The W-9 form is used for tax purposes by individuals and businesses to provide their taxpayer identification number. Providers submitting the CMS-855B must also often submit a W-9 form to ensure accurate tax reporting to the IRS. Similar to CMS-855B, the W-9 is integral to validating the provider's identity and legal business name, which supports smooth billing operations.

The PECOS system is a web-based application that allows Medicare providers to submit their enrollment applications electronically. While the CMS-855B can be submitted as a paper form, using PECOS potentially simplifies and expedites the process. This system provides an alternative pathway to the same outcome: successful enrollment in the Medicare program, emphasizing a modern shift toward digital management of health care processes.

Dos and Don'ts

When filling out the CMS 855B form, there are important steps to follow to ensure your application is processed smoothly. Here are four recommendations on what you should and shouldn't do:

  • Do use the most current version of the form to prevent delays.
  • Do type all information as handwritten forms may be returned.
  • Do include all required supporting documentation to avoid processing issues.
  • Do keep a copy of your completed application for your records.
  • Don't leave any required sections blank, as this could delay your application.
  • Don't use a different legal business name from what you provided to obtain your NPI.
  • Don't submit the application without the required signatures in section 15.
  • Don't forget to pay the necessary application fee promptly if applicable.

Misconceptions

There are several common misconceptions about the CMS 855B form that can lead to confusion. Let’s clear those up.
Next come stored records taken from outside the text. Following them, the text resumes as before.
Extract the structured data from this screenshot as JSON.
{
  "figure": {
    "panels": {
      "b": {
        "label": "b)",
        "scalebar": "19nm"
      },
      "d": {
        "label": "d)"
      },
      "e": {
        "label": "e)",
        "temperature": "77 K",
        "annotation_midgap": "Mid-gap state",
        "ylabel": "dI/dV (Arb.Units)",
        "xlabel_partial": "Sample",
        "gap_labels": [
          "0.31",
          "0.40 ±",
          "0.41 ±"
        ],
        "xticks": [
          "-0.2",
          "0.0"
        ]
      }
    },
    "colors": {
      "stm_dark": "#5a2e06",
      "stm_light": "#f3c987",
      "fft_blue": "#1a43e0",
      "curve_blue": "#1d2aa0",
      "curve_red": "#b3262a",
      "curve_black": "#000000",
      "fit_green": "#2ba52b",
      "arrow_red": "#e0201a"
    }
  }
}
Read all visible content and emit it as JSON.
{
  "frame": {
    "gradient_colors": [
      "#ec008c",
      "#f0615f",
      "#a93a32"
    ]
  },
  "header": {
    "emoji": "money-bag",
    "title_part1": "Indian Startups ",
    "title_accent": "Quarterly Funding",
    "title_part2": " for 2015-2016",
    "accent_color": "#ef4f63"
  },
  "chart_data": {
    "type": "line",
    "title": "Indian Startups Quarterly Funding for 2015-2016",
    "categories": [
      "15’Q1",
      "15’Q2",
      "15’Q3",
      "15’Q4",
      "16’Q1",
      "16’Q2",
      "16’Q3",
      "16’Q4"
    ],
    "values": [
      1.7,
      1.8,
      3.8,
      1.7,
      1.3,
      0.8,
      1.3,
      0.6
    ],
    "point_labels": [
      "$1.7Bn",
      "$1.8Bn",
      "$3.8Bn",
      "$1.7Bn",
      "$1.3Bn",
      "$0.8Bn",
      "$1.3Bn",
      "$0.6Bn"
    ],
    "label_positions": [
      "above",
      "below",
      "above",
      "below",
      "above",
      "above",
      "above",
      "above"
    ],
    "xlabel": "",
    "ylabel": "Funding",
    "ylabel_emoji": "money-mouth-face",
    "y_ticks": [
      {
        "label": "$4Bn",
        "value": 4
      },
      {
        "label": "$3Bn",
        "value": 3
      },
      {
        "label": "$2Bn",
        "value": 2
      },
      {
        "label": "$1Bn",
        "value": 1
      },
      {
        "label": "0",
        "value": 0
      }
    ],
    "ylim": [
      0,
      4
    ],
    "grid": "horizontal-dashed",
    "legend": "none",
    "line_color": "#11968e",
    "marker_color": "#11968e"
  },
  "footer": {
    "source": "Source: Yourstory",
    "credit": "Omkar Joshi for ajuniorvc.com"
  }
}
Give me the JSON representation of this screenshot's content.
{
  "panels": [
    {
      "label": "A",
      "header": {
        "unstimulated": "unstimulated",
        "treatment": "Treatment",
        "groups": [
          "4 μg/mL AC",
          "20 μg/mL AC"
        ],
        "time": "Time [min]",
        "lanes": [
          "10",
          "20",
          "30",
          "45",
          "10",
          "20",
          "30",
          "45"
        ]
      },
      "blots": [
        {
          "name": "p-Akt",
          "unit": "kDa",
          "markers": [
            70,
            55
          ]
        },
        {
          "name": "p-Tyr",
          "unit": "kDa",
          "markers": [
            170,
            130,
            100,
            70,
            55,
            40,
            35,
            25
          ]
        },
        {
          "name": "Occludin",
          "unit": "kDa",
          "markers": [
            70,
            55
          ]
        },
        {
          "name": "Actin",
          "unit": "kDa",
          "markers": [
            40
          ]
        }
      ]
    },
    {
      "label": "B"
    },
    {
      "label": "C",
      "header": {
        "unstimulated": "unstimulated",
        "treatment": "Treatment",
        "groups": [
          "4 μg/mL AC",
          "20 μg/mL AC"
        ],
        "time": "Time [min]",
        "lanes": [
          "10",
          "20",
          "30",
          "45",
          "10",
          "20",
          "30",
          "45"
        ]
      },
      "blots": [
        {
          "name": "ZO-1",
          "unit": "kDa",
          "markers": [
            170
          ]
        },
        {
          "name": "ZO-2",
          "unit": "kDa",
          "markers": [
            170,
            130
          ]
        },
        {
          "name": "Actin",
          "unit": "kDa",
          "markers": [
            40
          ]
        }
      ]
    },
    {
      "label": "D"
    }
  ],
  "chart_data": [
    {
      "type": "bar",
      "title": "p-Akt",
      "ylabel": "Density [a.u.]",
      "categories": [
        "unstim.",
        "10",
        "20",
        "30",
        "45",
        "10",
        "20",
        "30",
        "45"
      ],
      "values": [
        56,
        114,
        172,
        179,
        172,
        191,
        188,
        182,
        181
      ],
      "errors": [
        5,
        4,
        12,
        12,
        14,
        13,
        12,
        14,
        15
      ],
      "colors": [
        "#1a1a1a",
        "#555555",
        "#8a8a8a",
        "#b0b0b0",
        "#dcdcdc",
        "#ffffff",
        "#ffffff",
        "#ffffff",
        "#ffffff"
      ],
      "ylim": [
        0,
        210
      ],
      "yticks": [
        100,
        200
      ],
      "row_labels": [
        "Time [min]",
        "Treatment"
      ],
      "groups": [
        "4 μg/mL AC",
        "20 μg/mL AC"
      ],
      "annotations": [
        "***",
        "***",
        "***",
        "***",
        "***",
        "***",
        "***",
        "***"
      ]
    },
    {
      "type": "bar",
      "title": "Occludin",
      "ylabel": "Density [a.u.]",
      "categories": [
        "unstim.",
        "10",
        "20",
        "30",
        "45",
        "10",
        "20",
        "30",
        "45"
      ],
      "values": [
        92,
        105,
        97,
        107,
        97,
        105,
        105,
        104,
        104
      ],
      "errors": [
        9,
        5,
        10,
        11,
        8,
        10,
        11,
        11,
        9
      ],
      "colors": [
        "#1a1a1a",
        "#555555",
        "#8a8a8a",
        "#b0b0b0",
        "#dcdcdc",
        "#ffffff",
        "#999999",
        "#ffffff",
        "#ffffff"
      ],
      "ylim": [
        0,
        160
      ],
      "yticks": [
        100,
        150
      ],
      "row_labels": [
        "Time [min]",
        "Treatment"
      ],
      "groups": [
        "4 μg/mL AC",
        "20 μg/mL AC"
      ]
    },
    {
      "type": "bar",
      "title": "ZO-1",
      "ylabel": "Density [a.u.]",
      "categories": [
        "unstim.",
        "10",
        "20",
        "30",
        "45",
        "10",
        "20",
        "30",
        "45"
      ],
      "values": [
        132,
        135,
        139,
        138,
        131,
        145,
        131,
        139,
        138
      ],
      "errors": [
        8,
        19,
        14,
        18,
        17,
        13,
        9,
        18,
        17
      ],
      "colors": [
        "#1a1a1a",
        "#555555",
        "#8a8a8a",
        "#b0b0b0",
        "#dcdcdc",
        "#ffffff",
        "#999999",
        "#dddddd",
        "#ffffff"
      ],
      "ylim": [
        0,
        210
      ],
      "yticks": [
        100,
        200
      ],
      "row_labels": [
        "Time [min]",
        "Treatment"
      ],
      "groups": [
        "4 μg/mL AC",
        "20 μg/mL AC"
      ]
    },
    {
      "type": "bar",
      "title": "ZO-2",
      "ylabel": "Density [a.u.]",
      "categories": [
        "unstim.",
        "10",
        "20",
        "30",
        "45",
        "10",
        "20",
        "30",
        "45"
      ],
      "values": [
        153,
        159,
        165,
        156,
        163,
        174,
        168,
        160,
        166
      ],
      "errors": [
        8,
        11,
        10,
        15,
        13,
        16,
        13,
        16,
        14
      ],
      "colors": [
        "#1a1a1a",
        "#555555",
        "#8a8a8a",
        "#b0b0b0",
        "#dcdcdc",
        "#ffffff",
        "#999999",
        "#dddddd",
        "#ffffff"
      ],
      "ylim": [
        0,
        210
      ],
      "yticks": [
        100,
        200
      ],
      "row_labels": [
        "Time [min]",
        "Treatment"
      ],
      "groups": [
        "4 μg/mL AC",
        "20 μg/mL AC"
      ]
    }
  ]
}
  • This form is only for new Medicare enrollments. In fact, the CMS 855B is also used for revalidating, reactivating, or updating existing enrollment information.
  • You must use PECOS to submit your application. While you can apply online through PECOS, it’s also possible to submit a paper version of the CMS 855B form, especially if you prefer that method.
  • Only large clinics need to fill out this form. Any supplier or small practice that bills Medicare needs to complete the CMS 855B, regardless of size.
  • The application is easy and doesn’t require much documentation. Applicants actually must provide specific supporting documents, and careful attention is needed to avoid delays.
  • You are done once you submit the form. After submission, it’s essential to keep a close eye on any requests for additional information from your Medicare Administrative Contractor (MAC).

Key takeaways

  • The CMS-855B form is essential for clinics, group practices, and other suppliers to enroll in the Medicare program or update their existing enrollment.
  • All required sections must be completed accurately. Incomplete applications may be returned by the Medicare Administrative Contractor (MAC).
  • Each applicant must have a Type 2 NPI (National Provider Identifier) before submitting the application, and the information on the form should match the details on the NPI registration.
  • To avoid processing delays, ensure all required documentation is attached, and send the application to the appropriate MAC address as listed on the CMS website.